Users can already do what you are describing (build binaries themselves specific to their os/cpu instruction set)

This is not what I'm describing. The proposition includes the following packages:

The polars top-level shim would not be shipped as a wheel, to preserve the execution of setup.py on the user machine. That setup.py would detect what instructions the machine support, pick one of the appropriate implementation packages and depend on it.
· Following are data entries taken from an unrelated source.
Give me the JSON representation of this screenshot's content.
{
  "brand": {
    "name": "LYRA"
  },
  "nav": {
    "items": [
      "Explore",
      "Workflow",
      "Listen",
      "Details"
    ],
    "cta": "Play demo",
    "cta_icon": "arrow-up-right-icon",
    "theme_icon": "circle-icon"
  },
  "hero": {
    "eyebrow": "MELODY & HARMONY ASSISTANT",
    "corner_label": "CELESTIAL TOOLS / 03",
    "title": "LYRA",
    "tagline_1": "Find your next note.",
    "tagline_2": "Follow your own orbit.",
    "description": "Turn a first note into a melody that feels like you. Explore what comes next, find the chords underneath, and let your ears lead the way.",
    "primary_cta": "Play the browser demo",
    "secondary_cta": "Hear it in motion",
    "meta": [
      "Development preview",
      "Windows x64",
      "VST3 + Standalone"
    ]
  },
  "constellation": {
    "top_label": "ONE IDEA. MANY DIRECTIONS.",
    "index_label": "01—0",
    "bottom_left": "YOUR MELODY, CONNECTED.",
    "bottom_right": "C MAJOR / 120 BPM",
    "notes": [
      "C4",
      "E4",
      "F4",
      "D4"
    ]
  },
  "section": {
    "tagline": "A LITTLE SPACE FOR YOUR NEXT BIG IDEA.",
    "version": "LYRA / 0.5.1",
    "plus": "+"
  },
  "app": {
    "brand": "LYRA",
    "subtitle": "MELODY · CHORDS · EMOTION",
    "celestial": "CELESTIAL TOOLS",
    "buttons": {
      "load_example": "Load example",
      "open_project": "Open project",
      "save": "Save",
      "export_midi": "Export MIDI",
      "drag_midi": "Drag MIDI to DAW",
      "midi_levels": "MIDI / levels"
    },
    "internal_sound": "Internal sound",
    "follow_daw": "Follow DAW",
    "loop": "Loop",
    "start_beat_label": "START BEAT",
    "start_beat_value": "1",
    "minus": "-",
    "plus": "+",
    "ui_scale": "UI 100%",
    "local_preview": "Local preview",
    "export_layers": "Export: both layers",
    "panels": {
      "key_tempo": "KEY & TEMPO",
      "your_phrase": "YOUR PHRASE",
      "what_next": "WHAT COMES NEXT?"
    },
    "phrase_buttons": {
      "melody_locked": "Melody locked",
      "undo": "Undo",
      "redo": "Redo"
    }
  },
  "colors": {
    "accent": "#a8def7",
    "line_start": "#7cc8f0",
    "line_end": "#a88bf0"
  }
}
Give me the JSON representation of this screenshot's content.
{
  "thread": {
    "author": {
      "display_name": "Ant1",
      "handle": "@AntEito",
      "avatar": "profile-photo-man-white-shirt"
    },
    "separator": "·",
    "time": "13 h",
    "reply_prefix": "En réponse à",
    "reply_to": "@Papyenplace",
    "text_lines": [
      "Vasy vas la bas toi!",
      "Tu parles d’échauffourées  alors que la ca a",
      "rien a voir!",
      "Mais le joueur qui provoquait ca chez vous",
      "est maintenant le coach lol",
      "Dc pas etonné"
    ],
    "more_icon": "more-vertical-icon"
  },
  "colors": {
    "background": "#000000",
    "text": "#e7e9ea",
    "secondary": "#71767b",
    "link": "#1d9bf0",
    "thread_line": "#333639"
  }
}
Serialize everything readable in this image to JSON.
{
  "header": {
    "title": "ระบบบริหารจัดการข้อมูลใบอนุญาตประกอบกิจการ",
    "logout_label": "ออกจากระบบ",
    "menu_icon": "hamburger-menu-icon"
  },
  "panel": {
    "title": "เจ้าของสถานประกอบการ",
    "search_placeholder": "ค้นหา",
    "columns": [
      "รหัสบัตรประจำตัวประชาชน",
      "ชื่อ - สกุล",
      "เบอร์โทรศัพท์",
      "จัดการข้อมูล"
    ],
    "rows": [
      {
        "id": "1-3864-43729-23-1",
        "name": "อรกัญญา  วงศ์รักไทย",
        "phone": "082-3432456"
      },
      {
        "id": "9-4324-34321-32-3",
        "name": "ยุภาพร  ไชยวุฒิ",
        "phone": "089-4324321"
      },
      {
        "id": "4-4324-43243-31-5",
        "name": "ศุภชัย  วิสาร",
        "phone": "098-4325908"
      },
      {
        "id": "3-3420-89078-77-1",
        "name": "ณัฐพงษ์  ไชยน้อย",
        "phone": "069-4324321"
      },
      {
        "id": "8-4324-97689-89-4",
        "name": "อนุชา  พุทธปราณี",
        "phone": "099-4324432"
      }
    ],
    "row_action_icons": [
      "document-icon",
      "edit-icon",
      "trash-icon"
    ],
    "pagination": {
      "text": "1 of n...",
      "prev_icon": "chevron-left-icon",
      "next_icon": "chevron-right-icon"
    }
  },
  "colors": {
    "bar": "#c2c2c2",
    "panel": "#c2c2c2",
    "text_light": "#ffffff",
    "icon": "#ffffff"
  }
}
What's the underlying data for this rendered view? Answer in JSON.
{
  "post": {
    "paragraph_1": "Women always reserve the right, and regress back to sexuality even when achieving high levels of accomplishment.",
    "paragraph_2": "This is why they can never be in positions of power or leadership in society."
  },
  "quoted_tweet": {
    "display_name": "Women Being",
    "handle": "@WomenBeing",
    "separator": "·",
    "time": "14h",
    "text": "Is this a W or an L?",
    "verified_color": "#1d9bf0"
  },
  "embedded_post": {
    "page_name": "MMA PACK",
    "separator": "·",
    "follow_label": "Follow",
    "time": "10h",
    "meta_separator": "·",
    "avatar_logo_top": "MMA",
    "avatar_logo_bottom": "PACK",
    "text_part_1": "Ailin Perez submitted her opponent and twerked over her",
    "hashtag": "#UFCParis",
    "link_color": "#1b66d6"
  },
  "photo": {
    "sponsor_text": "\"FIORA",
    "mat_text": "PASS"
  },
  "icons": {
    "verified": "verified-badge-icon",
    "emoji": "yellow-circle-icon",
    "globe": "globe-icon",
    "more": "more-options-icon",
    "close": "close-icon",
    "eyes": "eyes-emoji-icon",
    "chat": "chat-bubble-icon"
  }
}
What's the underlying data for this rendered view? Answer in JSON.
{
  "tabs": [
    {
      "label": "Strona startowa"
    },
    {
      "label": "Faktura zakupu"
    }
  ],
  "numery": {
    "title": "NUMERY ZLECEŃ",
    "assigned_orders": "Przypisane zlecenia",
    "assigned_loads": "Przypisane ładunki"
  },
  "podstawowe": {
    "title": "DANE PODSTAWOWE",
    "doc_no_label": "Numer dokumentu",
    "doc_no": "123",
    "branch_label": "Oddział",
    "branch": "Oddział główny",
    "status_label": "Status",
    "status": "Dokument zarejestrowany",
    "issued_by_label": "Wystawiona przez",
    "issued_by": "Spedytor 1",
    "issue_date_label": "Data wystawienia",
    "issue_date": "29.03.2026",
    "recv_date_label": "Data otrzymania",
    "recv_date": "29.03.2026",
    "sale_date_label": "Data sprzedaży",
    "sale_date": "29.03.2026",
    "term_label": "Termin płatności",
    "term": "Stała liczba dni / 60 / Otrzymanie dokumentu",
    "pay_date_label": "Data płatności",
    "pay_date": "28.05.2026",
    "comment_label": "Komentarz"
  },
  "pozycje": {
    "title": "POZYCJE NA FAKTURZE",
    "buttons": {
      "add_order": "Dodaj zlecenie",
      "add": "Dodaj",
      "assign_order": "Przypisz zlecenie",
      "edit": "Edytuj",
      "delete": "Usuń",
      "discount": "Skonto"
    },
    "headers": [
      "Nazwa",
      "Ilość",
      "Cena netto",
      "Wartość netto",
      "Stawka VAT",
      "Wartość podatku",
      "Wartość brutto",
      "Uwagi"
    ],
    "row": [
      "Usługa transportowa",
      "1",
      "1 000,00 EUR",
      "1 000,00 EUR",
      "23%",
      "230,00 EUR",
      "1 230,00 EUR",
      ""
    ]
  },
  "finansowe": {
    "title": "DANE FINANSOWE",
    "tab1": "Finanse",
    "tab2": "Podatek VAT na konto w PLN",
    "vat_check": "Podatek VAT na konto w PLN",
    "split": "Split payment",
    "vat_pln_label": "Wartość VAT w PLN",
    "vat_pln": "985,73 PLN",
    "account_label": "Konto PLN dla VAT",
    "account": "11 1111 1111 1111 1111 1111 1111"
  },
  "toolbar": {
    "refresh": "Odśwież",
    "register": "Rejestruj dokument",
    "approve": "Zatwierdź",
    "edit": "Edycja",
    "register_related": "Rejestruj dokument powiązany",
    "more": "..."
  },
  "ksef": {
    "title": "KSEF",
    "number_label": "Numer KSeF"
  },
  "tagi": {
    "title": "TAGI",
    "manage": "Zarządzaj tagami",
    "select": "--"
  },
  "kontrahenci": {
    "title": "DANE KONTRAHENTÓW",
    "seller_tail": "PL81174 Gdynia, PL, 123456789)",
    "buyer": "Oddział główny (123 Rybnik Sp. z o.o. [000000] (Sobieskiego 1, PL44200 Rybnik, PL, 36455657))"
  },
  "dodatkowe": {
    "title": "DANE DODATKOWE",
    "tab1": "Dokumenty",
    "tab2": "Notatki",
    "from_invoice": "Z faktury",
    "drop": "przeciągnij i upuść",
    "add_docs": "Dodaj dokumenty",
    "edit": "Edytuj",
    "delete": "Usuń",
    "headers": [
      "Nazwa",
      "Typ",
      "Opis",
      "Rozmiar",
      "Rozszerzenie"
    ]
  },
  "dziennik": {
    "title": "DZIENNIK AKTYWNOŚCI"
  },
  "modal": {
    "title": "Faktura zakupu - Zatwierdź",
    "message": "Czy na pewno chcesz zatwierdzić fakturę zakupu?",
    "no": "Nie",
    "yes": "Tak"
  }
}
In that scenario, I think it's a better idea if each of the "implementation packages" use different import names (e.g. import polars_lts_cpu) and let the shim package re-export it. The shim can have a priority order from most specialized to least specialized implementations, and/or an env var to let the end user pick one of the installed implementations. That would allow users who really need direct access to the implementation to get it, and would allow multiple implementations to be installed at once rather than overwriting files and letting pip confused. As it stands, what you get by import polars after having run both pip install polars and pip install polars-lts-cpu depends on the state of the venv before running those commands, which is clearly not good.